Machine Learning - Part Twelve

Recurrent Neural Networks (RNN)

The second most popular architecture today. Recurrent networks gave us useful things like neural machine translation, speech recognition, and voice synthesis in smart assistants. RNNs are best for sequential data like audio, text, or music.

Do you remember Microsoft Sam, the old-school speech synthesizer from Windows XP? That funny man builds words letter by letter, trying to stick them together. Now look at Amazon Alexa or Google Assistant. They not only pronounce words clearly but even put appropriate accents!

All because modern voice assistants are trained to speak not letter by letter, but entire phrases at once. We can prepare a dataset of texts with corresponding audio and train a neural network to generate an audio sequence close to the original speech.

In other words, we use text as input and its audio as the desired output. We want a neural network to generate audio for a given text, then compare it with the original, correct audio, and try to get as close to the ideal as possible.

Sounds like a classic learning process. Even a perceptron is suitable for this task. But how should we define its outputs? Firing a specific output for every possible phrase is not an option – obviously.

Here we’ll help ourselves with the fact that text, speech, or music are sequences. They consist of sequential units like syllables. They all seem unique but depend on the previous ones. Lose this connection, and you get dubstep.

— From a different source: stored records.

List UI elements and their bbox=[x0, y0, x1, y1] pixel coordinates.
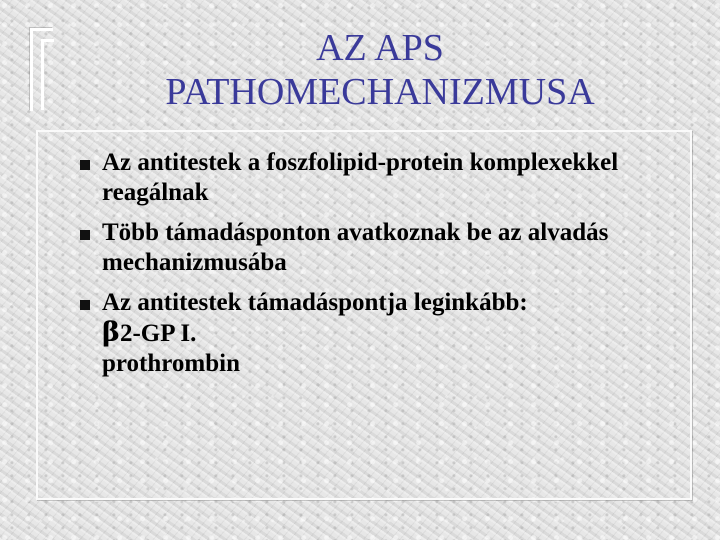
bullet-text: Az antitestek a foszfolipid-protein komplexekkel reagálnak bbox=[102, 149, 619, 206]
square-bullet-icon bbox=[80, 300, 90, 310]
bullet-list bbox=[80, 148, 680, 379]
beta-symbol: β bbox=[102, 317, 120, 348]
bullet-item bbox=[80, 218, 680, 278]
title-line-1: AZ APS bbox=[316, 27, 444, 69]
beta2-gp-text: 2-GP I. bbox=[119, 320, 197, 347]
prothrombin-line: prothrombin bbox=[102, 350, 241, 377]
bullet-item bbox=[80, 288, 680, 379]
decorative-corner-frame bbox=[30, 28, 53, 111]
square-bullet-icon bbox=[80, 160, 90, 170]
title-line-2: PATHOMECHANIZMUSA bbox=[165, 71, 595, 113]
bullet-text: Több támadásponton avatkoznak be az alvadás mechanizmusába bbox=[102, 219, 609, 276]
bullet-text: Az antitestek támadáspontja leginkább: bbox=[102, 289, 528, 316]
beta2-gp-line bbox=[102, 318, 680, 349]
slide-title bbox=[80, 26, 680, 114]
bullet-item bbox=[80, 148, 680, 208]
square-bullet-icon bbox=[80, 230, 90, 240]
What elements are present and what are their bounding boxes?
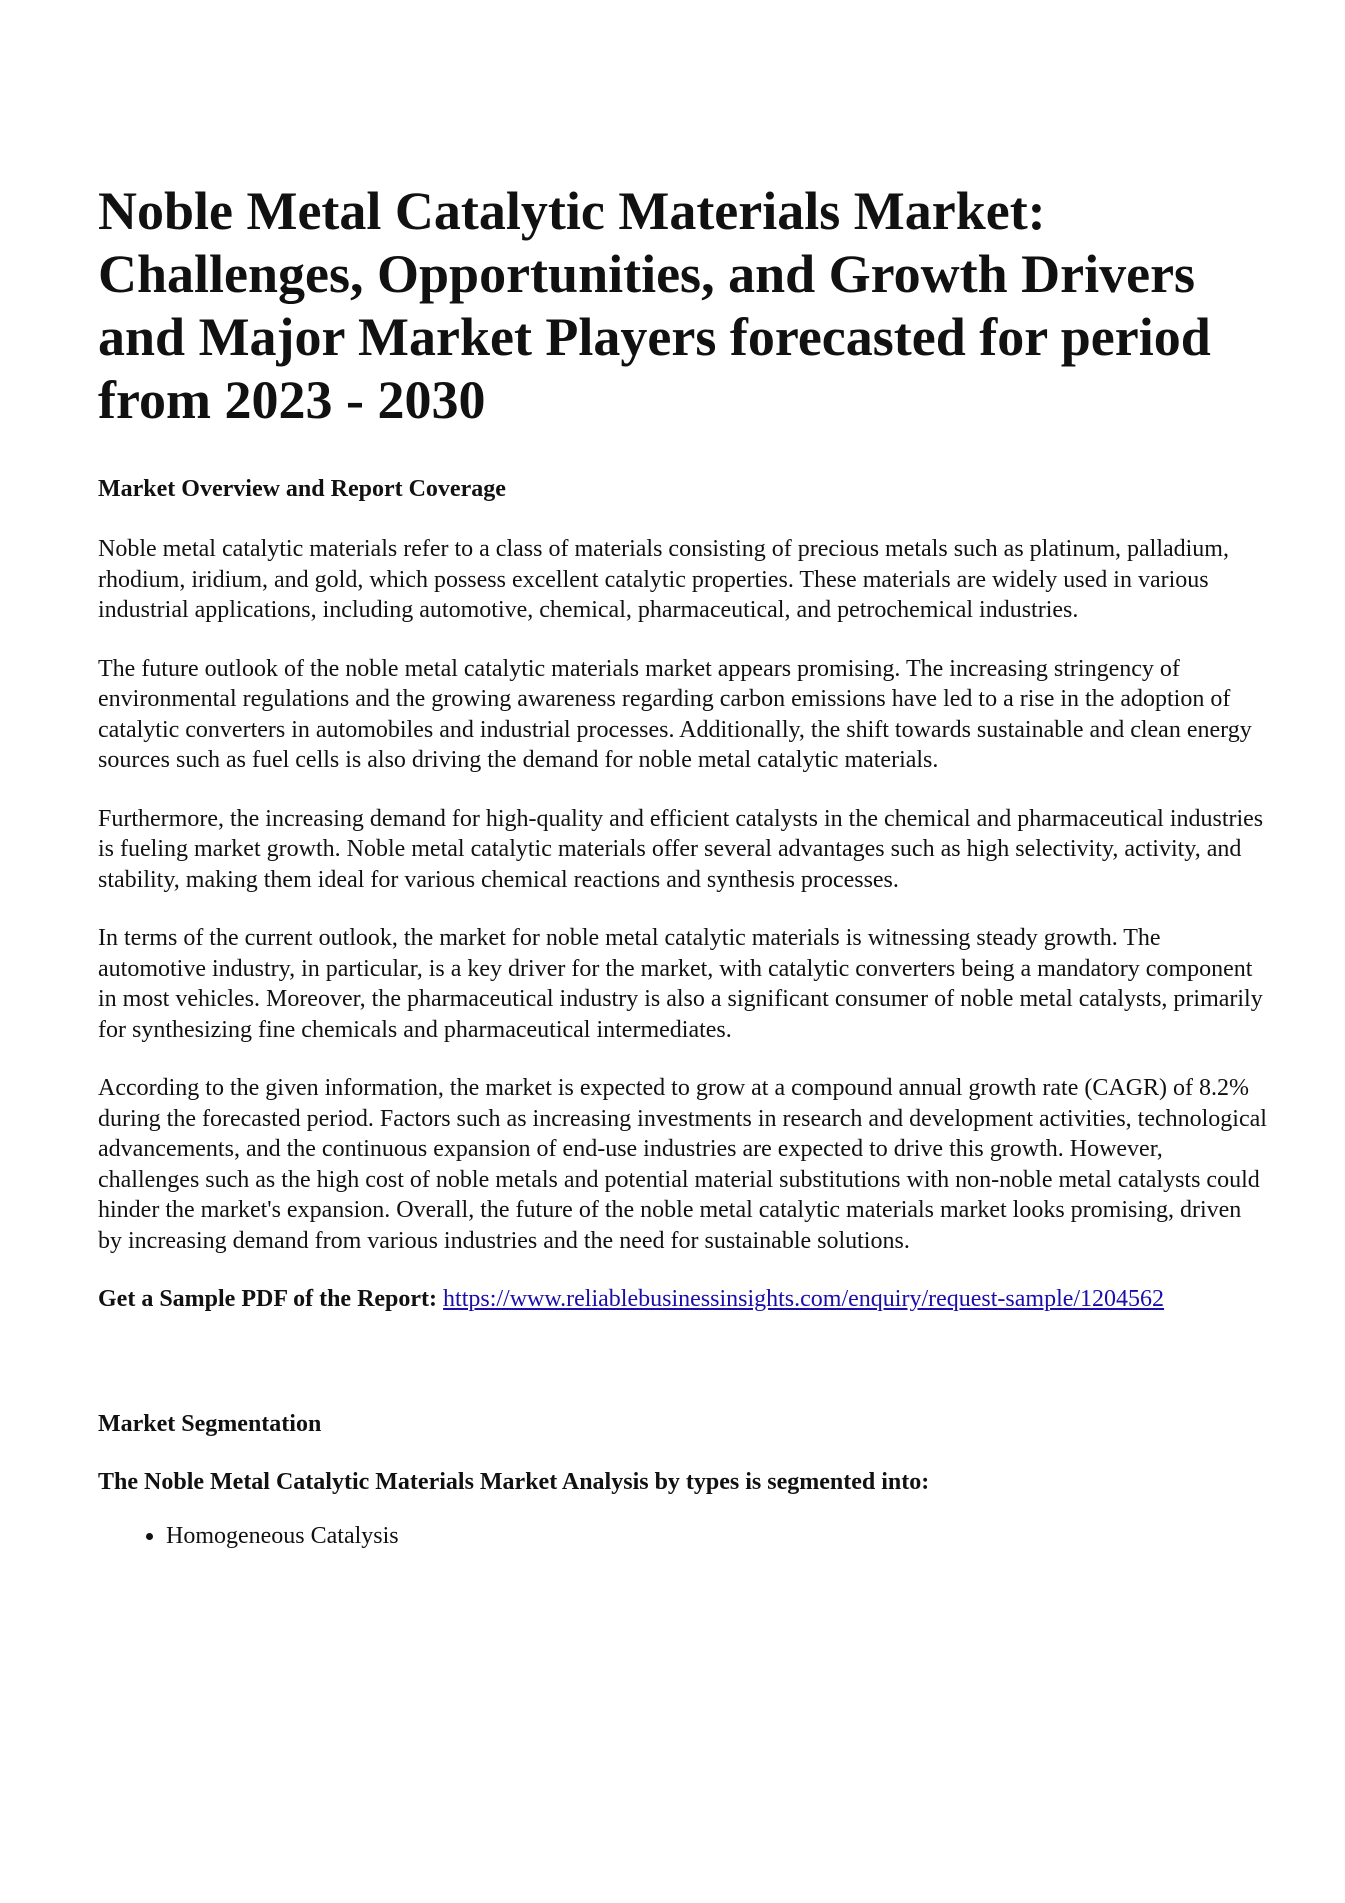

We can train a perceptron to generate these unique sounds, but how do we remember the previous responses? So the idea is to add memory to each neuron and use it as additional input at the next step. A neuron can make a note for itself – hey, we had a sound here, the next sound should sound more like this (this is a very simplified example).

That’s how recurrent networks appeared.

This approach had one big problem – when all neurons remembered their past results, the number of connections in the network became so huge that adjusting all weights became technically impossible.

When a neural network cannot forget, it cannot learn new things (people have the same flaw).

The first decision was simple: limit the neuron’s memory. Let’s say, to keep no more than 5 recent results. But this idea failed.

Later, a much better approach was implemented: using special cells, similar to computer memory. Each cell can record a number, read it, or reset it. They were called Long Short-Term Memory cells (LSTM).

Now, when a neuron needs to remember, it sets a flag in that cell. Like, “this was a consonant, next time use different pronunciation rules”. When the flag is no longer needed, the cells are reset, and only the “long-term” connections of the classic perceptron remain. In other words, this network is trained not only to learn weights but also to adjust these reminders.

Conclusion: Time to War with Machines?

The main problem here is that the question “When will machines become smarter than us and enslave everyone?” is initially wrong. It has many hidden conditions.

We say “become smarter than us” as if we mean there is a unified scale of intelligence. At the top of it is a human, and animals are below humans.

If that were the case, every human should beat animals in everything, but this is not true. An average squirrel can remember a thousand hiding places with nuts – I can’t even remember where my keys are.

So intelligence is a set of different skills, not a single measurable value? Or is remembering nut-hiding places not intelligence?

An even more interesting question for me – why do we believe that the capabilities of the human brain are limited? There are many common charts on the Internet where technological progress is drawn as a curve, and human capabilities are constant.

Okay, right now, multiply 1680 by 950 in your mind. I know you won’t even try. But give you a calculator – you will do it in two seconds. Does this mean that a calculator has only expanded the capabilities of your brain?